Mainly manifested as diffuse interstitial or alveolar infiltration of the two lungs, very few can be nodular shadows, occasionally signs of pleural effusion, lung consolidation suggestive of bacterial or fungal infections.

Pathogen examination

The pathogen examination of CMV can be carried out in the following ways:

1 Detection of CMV inclusion body cells and virus particles: if isolated from patients' blood, urine, and bronchial lavage, but there is a high false positive, 71% to 91% of high-risk transplant patients from CAL, although CMV is isolated, But there is no evidence of active pneumonia. The patient's various secretion samples can also be isolated and cultured in vitro after being inoculated into human embryos or fibroblasts, but it usually takes 2 weeks to 2 months to be diagnosed.

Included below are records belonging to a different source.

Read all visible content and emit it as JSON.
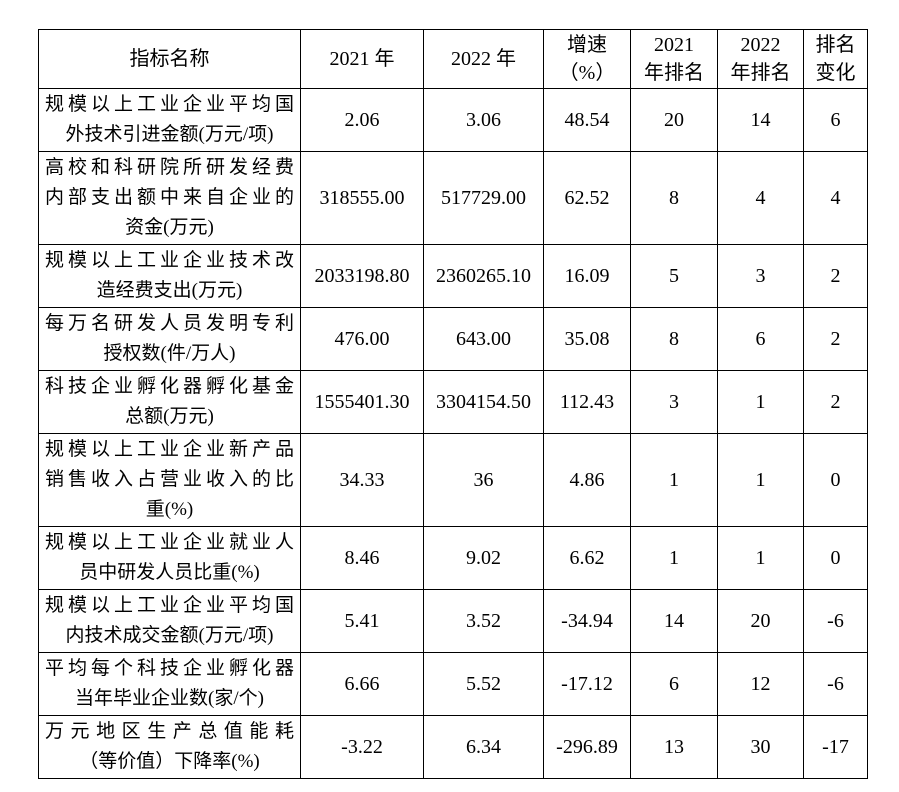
{
  "table": {
    "headers": {
      "indicator": [
        "指标名称"
      ],
      "y2021": [
        "2021 年"
      ],
      "y2022": [
        "2022 年"
      ],
      "growth": [
        "增速",
        "（%）"
      ],
      "rank2021": [
        "2021",
        "年排名"
      ],
      "rank2022": [
        "2022",
        "年排名"
      ],
      "rank_change": [
        "排名",
        "变化"
      ]
    },
    "rows": [
      {
        "indicator_lines": [
          "规模以上工业企业平均国",
          "外技术引进金额(万元/项)"
        ],
        "y2021": "2.06",
        "y2022": "3.06",
        "growth": "48.54",
        "rank2021": "20",
        "rank2022": "14",
        "rank_change": "6"
      },
      {
        "indicator_lines": [
          "高校和科研院所研发经费",
          "内部支出额中来自企业的",
          "资金(万元)"
        ],
        "y2021": "318555.00",
        "y2022": "517729.00",
        "growth": "62.52",
        "rank2021": "8",
        "rank2022": "4",
        "rank_change": "4"
      },
      {
        "indicator_lines": [
          "规模以上工业企业技术改",
          "造经费支出(万元)"
        ],
        "y2021": "2033198.80",
        "y2022": "2360265.10",
        "growth": "16.09",
        "rank2021": "5",
        "rank2022": "3",
        "rank_change": "2"
      },
      {
        "indicator_lines": [
          "每万名研发人员发明专利",
          "授权数(件/万人)"
        ],
        "y2021": "476.00",
        "y2022": "643.00",
        "growth": "35.08",
        "rank2021": "8",
        "rank2022": "6",
        "rank_change": "2"
      },
      {
        "indicator_lines": [
          "科技企业孵化器孵化基金",
          "总额(万元)"
        ],
        "y2021": "1555401.30",
        "y2022": "3304154.50",
        "growth": "112.43",
        "rank2021": "3",
        "rank2022": "1",
        "rank_change": "2"
      },
      {
        "indicator_lines": [
          "规模以上工业企业新产品",
          "销售收入占营业收入的比",
          "重(%)"
        ],
        "y2021": "34.33",
        "y2022": "36",
        "growth": "4.86",
        "rank2021": "1",
        "rank2022": "1",
        "rank_change": "0"
      },
      {
        "indicator_lines": [
          "规模以上工业企业就业人",
          "员中研发人员比重(%)"
        ],
        "y2021": "8.46",
        "y2022": "9.02",
        "growth": "6.62",
        "rank2021": "1",
        "rank2022": "1",
        "rank_change": "0"
      },
      {
        "indicator_lines": [
          "规模以上工业企业平均国",
          "内技术成交金额(万元/项)"
        ],
        "y2021": "5.41",
        "y2022": "3.52",
        "growth": "-34.94",
        "rank2021": "14",
        "rank2022": "20",
        "rank_change": "-6"
      },
      {
        "indicator_lines": [
          "平均每个科技企业孵化器",
          "当年毕业企业数(家/个)"
        ],
        "y2021": "6.66",
        "y2022": "5.52",
        "growth": "-17.12",
        "rank2021": "6",
        "rank2022": "12",
        "rank_change": "-6"
      },
      {
        "indicator_lines": [
          "万元地区生产总值能耗",
          "（等价值）下降率(%)"
        ],
        "y2021": "-3.22",
        "y2022": "6.34",
        "growth": "-296.89",
        "rank2021": "13",
        "rank2022": "30",
        "rank_change": "-17"
      }
    ]
  }
}
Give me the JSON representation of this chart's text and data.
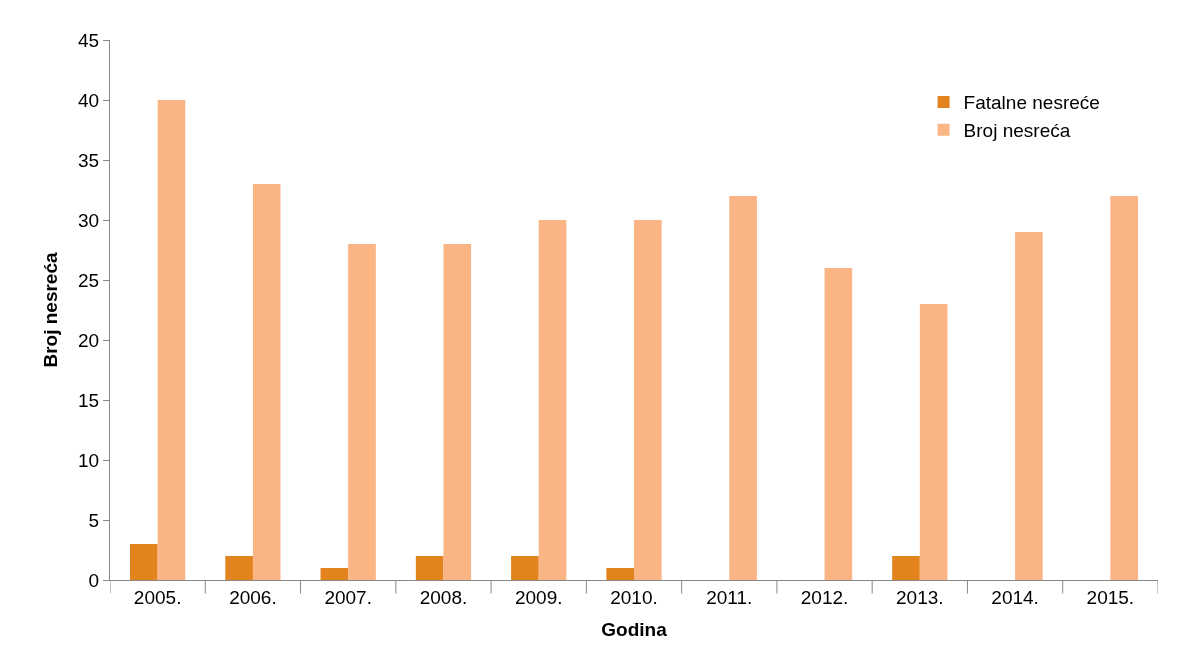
{
  "chart_data": {
    "type": "bar",
    "xlabel": "Godina",
    "ylabel": "Broj nesreća",
    "categories": [
      "2005.",
      "2006.",
      "2007.",
      "2008.",
      "2009.",
      "2010.",
      "2011.",
      "2012.",
      "2013.",
      "2014.",
      "2015."
    ],
    "series": [
      {
        "name": "Fatalne nesreće",
        "color": "#e2831e",
        "values": [
          3,
          2,
          1,
          2,
          2,
          1,
          0,
          0,
          2,
          0,
          0
        ]
      },
      {
        "name": "Broj nesreća",
        "color": "#fbb585",
        "values": [
          40,
          33,
          28,
          28,
          30,
          30,
          32,
          26,
          23,
          29,
          32
        ]
      }
    ],
    "ylim": [
      0,
      45
    ],
    "yticks": [
      0,
      5,
      10,
      15,
      20,
      25,
      30,
      35,
      40,
      45
    ],
    "legend": "top right"
  }
}
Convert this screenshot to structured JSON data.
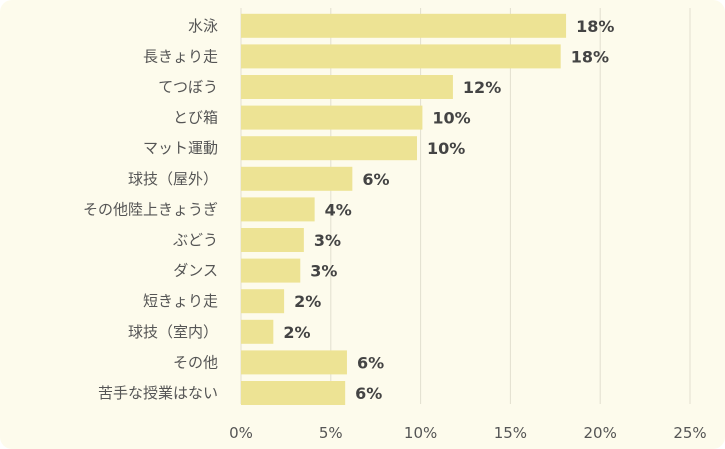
{
  "chart_data": {
    "type": "bar",
    "orientation": "horizontal",
    "categories": [
      "水泳",
      "長きょり走",
      "てつぼう",
      "とび箱",
      "マット運動",
      "球技（屋外）",
      "その他陸上きょうぎ",
      "ぶどう",
      "ダンス",
      "短きょり走",
      "球技（室内）",
      "その他",
      "苦手な授業はない"
    ],
    "values": [
      18.1,
      17.8,
      11.8,
      10.1,
      9.8,
      6.2,
      4.1,
      3.5,
      3.3,
      2.4,
      1.8,
      5.9,
      5.8
    ],
    "data_labels": [
      "18%",
      "18%",
      "12%",
      "10%",
      "10%",
      "6%",
      "4%",
      "3%",
      "3%",
      "2%",
      "2%",
      "6%",
      "6%"
    ],
    "xlim": [
      0,
      25
    ],
    "x_ticks": [
      0,
      5,
      10,
      15,
      20,
      25
    ],
    "x_tick_labels": [
      "0%",
      "5%",
      "10%",
      "15%",
      "20%",
      "25%"
    ],
    "grid": true,
    "colors": {
      "bar": "#ede394",
      "background": "#fdfbec",
      "grid": "#e2dfcf"
    }
  }
}
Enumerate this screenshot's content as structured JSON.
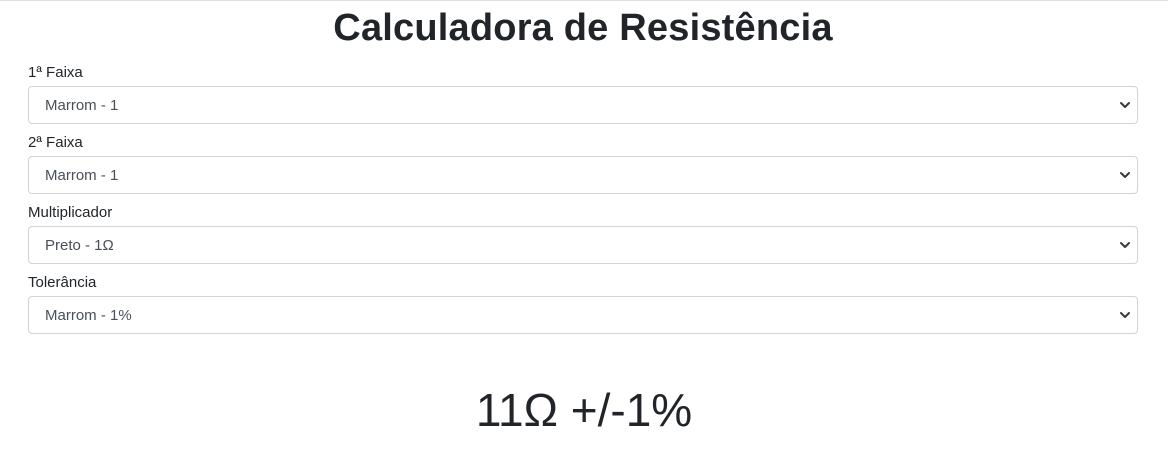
{
  "page": {
    "title": "Calculadora de Resistência"
  },
  "fields": [
    {
      "label": "1ª Faixa",
      "selected": "Marrom - 1"
    },
    {
      "label": "2ª Faixa",
      "selected": "Marrom - 1"
    },
    {
      "label": "Multiplicador",
      "selected": "Preto - 1Ω"
    },
    {
      "label": "Tolerância",
      "selected": "Marrom - 1%"
    }
  ],
  "result": {
    "text": "11Ω +/-1%"
  },
  "icons": {
    "select_arrow": "chevron-down-icon"
  },
  "colors": {
    "text": "#212529",
    "select_text": "#495057",
    "border": "#ced4da"
  }
}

2 Immunological methods: CMV antigens in patients and donor secretions can be measured by fluorescent or enzyme-labeled antibodies, which facilitate early diagnosis and screening of donors before transplantation. The antibodies in the serum can also be dynamically detected by a complement-binding assay, and the serum antibody titers in the acute phase and the recovery phase are more than 4 times positive.

3 molecular biological methods: such as PCR technology and nucleic acid hybridization, the former is mainly used for the detection and dynamic monitoring of BAL, the latter is often used for the detection of pathological sections of lung tissue, and can distinguish between different subtypes of viruses. .

Diagnosis

Diagnosis and diagnosis of cytomegalovirus pneumonia

Should be distinguished from other diseases: such as other viral pneumonia (respiratory syncytial virus, influenza, parainfluenza or enterovirus), Pneumocystis carinii and Chlamydia lung infection.